42 isKindOf: Integer        // => true
42 isKindOf: Object         // => true
#foo isKindOf: Symbol       // => true
#foo isKindOf: String       // => false
Integer isKindOf: Number    // => false (metaclass chain, not instance chain)
Integer isKindOf: Number class  // => true  (Number class is in the parallel chain)
Integer isKindOf: Object    // => true (grounded — Object is reachable via the metaclass tower)
Integer isKindOf: Class     // => true (Integer class inherits from Class)
error: message

Raise an error with the given message.

Examples

self error: "something went wrong"
delegate Sealed

Delegate message dispatch to the backing Erlang module (ADR 0101, BT-2720).

This method is a sentinel — a plain Object has no backing Erlang module, so calling delegate raises an Error at runtime.

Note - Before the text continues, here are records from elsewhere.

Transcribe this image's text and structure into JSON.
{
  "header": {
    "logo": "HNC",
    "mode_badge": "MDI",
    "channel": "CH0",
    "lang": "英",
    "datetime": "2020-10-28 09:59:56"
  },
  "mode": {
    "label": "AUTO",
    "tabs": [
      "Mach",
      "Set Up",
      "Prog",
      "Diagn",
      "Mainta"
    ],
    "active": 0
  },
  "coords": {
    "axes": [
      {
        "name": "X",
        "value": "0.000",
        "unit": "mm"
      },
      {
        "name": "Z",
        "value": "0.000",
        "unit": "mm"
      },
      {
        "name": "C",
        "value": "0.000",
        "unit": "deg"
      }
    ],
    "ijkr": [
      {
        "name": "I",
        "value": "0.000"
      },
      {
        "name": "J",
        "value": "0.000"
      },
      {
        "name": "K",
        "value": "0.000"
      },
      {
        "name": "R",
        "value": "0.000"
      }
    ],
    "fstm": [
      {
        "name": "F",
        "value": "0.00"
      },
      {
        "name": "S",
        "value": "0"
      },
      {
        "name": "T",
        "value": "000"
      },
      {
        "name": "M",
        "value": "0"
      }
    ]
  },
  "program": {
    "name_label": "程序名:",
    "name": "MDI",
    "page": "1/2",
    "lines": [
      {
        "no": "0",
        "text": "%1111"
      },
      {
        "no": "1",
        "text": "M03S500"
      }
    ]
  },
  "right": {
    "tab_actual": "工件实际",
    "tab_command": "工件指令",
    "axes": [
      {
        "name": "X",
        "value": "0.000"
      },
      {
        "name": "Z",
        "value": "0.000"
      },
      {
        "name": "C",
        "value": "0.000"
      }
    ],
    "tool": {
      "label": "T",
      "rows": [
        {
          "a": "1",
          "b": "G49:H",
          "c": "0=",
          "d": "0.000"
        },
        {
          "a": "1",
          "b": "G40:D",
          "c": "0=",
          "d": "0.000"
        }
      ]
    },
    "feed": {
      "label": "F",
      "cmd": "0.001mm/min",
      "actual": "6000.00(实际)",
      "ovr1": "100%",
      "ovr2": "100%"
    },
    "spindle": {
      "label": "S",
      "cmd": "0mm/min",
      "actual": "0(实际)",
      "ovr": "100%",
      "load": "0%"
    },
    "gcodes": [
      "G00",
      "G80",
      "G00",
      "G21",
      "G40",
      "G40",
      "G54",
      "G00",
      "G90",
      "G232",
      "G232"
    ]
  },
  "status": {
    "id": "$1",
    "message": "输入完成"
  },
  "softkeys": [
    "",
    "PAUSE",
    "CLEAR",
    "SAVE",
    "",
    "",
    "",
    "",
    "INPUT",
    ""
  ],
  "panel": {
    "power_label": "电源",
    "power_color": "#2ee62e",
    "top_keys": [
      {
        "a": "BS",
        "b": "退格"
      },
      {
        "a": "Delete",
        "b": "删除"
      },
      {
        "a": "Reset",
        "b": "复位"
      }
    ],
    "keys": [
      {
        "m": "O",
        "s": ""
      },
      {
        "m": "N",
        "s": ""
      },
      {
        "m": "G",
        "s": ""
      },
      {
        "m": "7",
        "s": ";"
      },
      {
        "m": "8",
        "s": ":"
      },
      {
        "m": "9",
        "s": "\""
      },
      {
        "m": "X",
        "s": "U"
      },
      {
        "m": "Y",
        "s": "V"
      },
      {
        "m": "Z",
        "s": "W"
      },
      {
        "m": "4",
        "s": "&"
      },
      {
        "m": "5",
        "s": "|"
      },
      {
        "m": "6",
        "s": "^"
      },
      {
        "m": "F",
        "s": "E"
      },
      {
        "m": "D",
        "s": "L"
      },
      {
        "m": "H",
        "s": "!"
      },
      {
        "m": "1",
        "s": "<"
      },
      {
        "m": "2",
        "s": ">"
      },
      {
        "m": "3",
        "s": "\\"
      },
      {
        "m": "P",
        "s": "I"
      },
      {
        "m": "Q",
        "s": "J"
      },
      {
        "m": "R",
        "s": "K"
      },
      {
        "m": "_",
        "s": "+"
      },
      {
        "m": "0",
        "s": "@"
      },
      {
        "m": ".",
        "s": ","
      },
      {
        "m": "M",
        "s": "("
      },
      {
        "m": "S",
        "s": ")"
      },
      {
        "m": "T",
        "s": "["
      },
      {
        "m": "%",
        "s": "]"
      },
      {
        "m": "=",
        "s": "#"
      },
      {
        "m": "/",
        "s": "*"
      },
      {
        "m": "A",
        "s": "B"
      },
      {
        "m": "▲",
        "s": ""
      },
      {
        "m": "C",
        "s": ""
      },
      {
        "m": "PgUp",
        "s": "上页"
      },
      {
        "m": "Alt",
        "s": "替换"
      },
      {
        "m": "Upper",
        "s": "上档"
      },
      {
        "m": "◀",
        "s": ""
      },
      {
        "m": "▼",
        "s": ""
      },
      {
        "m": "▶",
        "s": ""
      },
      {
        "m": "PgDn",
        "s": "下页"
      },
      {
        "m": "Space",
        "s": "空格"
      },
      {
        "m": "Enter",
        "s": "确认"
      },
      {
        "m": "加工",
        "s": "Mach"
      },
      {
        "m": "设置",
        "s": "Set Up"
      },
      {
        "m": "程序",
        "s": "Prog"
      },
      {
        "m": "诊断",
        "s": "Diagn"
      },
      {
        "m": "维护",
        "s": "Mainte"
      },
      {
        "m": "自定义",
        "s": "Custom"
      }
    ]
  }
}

Stateless Objects declared with native: have their self delegate method bodies rewritten by the compiler's codegen phase to call the backing module directly, so the sentinel is never reached on a native: class.

Unlike Actor's delegate (visible only to Actor subclasses), this Object-base sentinel is visible to every class, so delegate is a reserved selector on the Object protocol.

Examples

42 delegate   // => ERROR: delegate called on a non-native Object

From ProtoObject

== other

Test value equality (Erlang ==).

Examples

42 == 42           // => true
"abc" == "abc"     // => true
/= other

Test value inequality (negation of ==).

Examples

1 /= 2             // => true
42 /= 42           // => false
class

Return the class of the receiver.

Examples

42 class            // => Integer
"hello" class       // => String
doesNotUnderstand: selector args: arguments

Handle messages the receiver does not understand. Override for custom dispatch.

Examples

42 unknownMessage   // => ERROR: does_not_understand
perform: selector withArguments: arguments

Send a message dynamically with an arguments list.

Examples

42 perform: #abs withArguments: #()   // => 42
performLocally: selector withArguments: arguments

Execute a class method in the caller's process, bypassing gen_server dispatch.

The caller takes responsibility for knowing the method does not mutate class state. Useful for long-running class methods that would otherwise block the class object's gen_server.

Limitations: only resolves methods defined directly on the target class module (does not walk the superclass chain). Class variables and self are not available to the method (nil and #{} are passed).

Examples

MyClass performLocally: #run:ctx: withArguments: #(input, ctx)
perform: selector withArguments: arguments timeout: timeoutMs

Send a message dynamically with an arguments list and explicit timeout.

The timeout (in milliseconds or #infinity) applies to the gen_server:call when the receiver is an actor. For value types, timeout is ignored.